Yudha Maulana - detikNews
Rabu, 05 Agu 2020 15:38 WIB
Asian  student girl video conference e-learning with teacher on computer in living room at home. E-learning ,online ,education and internet social distancing protect from COVID-19 virus.
Ilustrasi (Foto: iStock)
Bandung -

Dinas Pendidikan Provinsi Jawa Barat memiliki program kuota internet gratis untuk menunjang pembelajaran jarak jauh (PJJ) siswa tingkat SMA negeri sederajat. Kuota internet pun akan diberikan dalam bentuk kartu SIM, yang dibagikan ke masing-masing alamat peserta didik.

Namun sayangnya, hingga saat ini belum semua siswa mendapatkan kuota gratis. Seperti yang diungkapkan oleh Leli, orang tua siswa SMAN 15 Bandung. Ia mengaku belum ada informasi mengenai kuota internet gratis ini.

"Sejauh ini belum, teman-teman anak saya juga belum dapat," ujar Leli saat dihubungi detikcom, Rabu (5/8/2020).

Alhasil, untuk memenuhi kuota internet anaknya, ia masih harus membeli kuota internet setiap bulannya.

Kendati begitu, salah seorang siswa di SMAN 13 Bandung Salsabila Syifa mengatakan telah mendapatkan kuota internet sebanyak 5 gigabyte (GB) dari sekolah. Kuota itu ia terima dalam bentuk fisik pada bulan lalu, dan belum ada kabar pemberian kuota kembali.

"Pas bulan kemarin dikasihnya, sekarang belum dikasih lagi. Cuman kalau beli kuota lebih murah dari biasanya tapi itu ga bisa dipakai lama," ujarnya.

Sekretaris Disdik Jabar Wahyu Mijaya mengatakan, petunjuk teknis dan pelaksanaan pembagian kuota gratis telah diberikan ke masing-masing sekolah.

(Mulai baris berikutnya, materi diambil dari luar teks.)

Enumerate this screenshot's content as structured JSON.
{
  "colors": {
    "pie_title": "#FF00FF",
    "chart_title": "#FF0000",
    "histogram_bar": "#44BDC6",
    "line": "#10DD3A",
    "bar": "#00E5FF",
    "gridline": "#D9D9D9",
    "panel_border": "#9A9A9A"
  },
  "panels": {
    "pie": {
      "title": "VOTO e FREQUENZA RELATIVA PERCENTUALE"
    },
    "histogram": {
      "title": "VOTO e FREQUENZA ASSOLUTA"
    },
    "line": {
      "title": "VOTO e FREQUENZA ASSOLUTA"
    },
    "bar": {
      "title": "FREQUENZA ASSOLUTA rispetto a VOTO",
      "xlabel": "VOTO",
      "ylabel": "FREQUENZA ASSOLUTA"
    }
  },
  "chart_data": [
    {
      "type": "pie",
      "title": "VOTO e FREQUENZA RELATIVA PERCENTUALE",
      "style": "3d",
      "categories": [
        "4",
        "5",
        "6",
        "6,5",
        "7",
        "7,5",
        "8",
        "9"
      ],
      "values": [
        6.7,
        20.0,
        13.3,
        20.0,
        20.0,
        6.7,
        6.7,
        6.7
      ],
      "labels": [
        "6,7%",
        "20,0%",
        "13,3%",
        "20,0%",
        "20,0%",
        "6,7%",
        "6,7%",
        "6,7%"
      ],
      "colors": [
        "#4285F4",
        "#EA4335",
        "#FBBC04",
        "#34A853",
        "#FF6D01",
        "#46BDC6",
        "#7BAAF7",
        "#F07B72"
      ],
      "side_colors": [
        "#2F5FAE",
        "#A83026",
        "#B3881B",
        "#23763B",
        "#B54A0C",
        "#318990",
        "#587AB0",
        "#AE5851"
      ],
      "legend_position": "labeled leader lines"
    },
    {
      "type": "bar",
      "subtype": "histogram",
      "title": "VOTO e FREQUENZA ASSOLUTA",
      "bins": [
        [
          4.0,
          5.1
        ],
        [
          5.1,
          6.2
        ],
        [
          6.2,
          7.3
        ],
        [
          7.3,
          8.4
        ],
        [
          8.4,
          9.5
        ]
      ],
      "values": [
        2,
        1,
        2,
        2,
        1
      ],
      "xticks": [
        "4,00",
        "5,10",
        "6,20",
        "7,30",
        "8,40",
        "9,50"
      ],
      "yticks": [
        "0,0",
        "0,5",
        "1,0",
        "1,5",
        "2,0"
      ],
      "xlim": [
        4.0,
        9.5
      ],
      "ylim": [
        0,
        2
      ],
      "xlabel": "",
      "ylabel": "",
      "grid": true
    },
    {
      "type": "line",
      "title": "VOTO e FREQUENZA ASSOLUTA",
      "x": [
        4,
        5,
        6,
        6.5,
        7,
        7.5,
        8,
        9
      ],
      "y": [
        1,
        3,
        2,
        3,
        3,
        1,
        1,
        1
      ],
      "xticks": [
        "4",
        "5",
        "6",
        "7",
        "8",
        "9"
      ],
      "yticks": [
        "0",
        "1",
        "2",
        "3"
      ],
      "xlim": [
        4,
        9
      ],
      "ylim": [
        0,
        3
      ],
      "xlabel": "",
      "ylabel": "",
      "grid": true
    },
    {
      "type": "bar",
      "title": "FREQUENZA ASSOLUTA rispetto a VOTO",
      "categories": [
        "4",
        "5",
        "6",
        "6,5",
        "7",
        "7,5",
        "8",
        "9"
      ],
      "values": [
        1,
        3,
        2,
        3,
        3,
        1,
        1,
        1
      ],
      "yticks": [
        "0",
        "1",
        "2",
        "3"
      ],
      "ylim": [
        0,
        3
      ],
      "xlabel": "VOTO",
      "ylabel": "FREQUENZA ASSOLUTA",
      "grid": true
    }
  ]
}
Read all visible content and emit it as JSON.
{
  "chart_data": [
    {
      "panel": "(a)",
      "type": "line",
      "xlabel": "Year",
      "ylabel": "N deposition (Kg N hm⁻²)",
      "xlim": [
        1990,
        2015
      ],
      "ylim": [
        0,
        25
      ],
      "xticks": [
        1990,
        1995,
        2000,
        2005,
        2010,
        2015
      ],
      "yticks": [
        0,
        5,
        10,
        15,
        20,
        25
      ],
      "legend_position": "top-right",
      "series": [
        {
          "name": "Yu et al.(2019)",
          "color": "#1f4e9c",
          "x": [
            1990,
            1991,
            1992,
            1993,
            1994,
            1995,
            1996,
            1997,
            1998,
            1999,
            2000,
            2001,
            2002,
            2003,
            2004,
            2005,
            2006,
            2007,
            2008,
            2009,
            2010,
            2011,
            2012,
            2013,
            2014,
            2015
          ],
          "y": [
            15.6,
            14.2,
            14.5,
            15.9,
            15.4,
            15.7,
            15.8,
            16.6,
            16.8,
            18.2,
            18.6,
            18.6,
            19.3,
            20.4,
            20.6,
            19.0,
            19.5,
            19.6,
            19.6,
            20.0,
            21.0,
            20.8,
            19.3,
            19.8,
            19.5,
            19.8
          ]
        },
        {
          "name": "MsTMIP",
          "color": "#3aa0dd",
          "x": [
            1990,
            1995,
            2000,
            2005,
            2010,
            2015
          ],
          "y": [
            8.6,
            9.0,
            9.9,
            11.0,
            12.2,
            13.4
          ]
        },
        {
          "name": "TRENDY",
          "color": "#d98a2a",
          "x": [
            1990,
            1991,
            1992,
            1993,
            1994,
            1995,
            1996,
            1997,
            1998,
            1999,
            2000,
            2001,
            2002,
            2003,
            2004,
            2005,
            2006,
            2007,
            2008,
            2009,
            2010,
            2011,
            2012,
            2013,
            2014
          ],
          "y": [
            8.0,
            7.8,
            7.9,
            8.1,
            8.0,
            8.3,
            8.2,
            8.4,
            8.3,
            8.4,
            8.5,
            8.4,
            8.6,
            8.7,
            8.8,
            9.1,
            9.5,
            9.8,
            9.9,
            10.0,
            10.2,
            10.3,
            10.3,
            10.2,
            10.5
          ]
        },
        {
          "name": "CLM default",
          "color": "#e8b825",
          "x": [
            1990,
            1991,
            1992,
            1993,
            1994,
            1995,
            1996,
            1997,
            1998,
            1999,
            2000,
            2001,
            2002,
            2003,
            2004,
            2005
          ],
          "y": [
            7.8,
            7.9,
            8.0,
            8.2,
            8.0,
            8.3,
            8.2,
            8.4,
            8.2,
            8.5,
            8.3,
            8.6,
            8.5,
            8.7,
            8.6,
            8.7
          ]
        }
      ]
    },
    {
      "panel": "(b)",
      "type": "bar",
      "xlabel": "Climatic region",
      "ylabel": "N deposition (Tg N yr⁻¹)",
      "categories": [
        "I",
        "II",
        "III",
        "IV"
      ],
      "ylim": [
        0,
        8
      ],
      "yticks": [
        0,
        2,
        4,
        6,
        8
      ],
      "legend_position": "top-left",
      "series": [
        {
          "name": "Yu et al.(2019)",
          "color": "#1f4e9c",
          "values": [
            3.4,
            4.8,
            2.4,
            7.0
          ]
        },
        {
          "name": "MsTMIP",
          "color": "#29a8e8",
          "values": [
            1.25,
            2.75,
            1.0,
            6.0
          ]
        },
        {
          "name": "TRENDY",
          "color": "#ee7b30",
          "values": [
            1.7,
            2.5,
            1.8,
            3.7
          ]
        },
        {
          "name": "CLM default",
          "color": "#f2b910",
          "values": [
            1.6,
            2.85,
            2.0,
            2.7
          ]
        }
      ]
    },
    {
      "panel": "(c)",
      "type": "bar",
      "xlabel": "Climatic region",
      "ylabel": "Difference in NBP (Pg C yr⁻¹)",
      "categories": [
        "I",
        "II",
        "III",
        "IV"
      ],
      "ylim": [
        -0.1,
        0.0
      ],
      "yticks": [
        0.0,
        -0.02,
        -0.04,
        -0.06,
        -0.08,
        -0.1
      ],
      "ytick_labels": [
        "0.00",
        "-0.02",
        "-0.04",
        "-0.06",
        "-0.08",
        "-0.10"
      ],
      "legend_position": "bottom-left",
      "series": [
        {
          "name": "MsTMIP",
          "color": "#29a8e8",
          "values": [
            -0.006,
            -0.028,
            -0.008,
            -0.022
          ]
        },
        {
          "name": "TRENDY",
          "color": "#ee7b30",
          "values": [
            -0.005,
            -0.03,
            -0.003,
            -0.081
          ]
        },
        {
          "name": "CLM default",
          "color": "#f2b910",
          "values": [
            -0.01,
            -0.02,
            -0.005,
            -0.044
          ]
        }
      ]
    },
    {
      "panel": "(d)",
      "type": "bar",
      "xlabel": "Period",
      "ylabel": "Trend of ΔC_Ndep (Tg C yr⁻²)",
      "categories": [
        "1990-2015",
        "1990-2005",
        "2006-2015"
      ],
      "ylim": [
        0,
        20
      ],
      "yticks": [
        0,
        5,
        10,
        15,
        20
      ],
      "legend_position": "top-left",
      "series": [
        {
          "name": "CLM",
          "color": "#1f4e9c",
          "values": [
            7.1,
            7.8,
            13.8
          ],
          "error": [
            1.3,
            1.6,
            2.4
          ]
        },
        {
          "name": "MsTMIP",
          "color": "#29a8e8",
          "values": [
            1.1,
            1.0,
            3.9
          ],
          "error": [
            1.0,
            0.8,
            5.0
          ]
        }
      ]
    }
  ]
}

Pemberian kuota internet dan besarannya pun tergantung pihak sekolah.

"Karena berbeda-beda kebutuhan kuota di setiap sekolah, itu sudah kami serahkan ke sekolah (teknis pembagiannya)," ujar Wahyu saat dihubungi detikcom.

Ia menekankan azas keadilan dalam pembagian kuota ini sehingga tidak semua siswa bisa mendapatkan kuota ini, pasalnya sekolah diberi kewenangan untuk menginventarisir kebutuhan murid yang satu dengan yang lainnya.

Selain itu, ia meyakini sekolah lebih mengetahui jaringan terbaik yang bisa digunakan di wilayahnya masing-masing. "Misal di satu tempat misalnya yang bagus operator A, terus di tempat lain operator B, dan itu beda-beda. Kemudian beasran kuota dan lain-lain diserahkan kepada kebijakan masing-masing sekolah," tuturnya.

"Baik alokasi anggaran ke sekolah untuk kuota internet dan kebutuhan yang diperlukan, itu tergantung dari inventarisir kebijakan sekolah, harus efektif dan efisien, tidak bisa dipersamakan antara kondisi sekolah atau siswa yang satu dengan yang lainnya," kata Wahyu.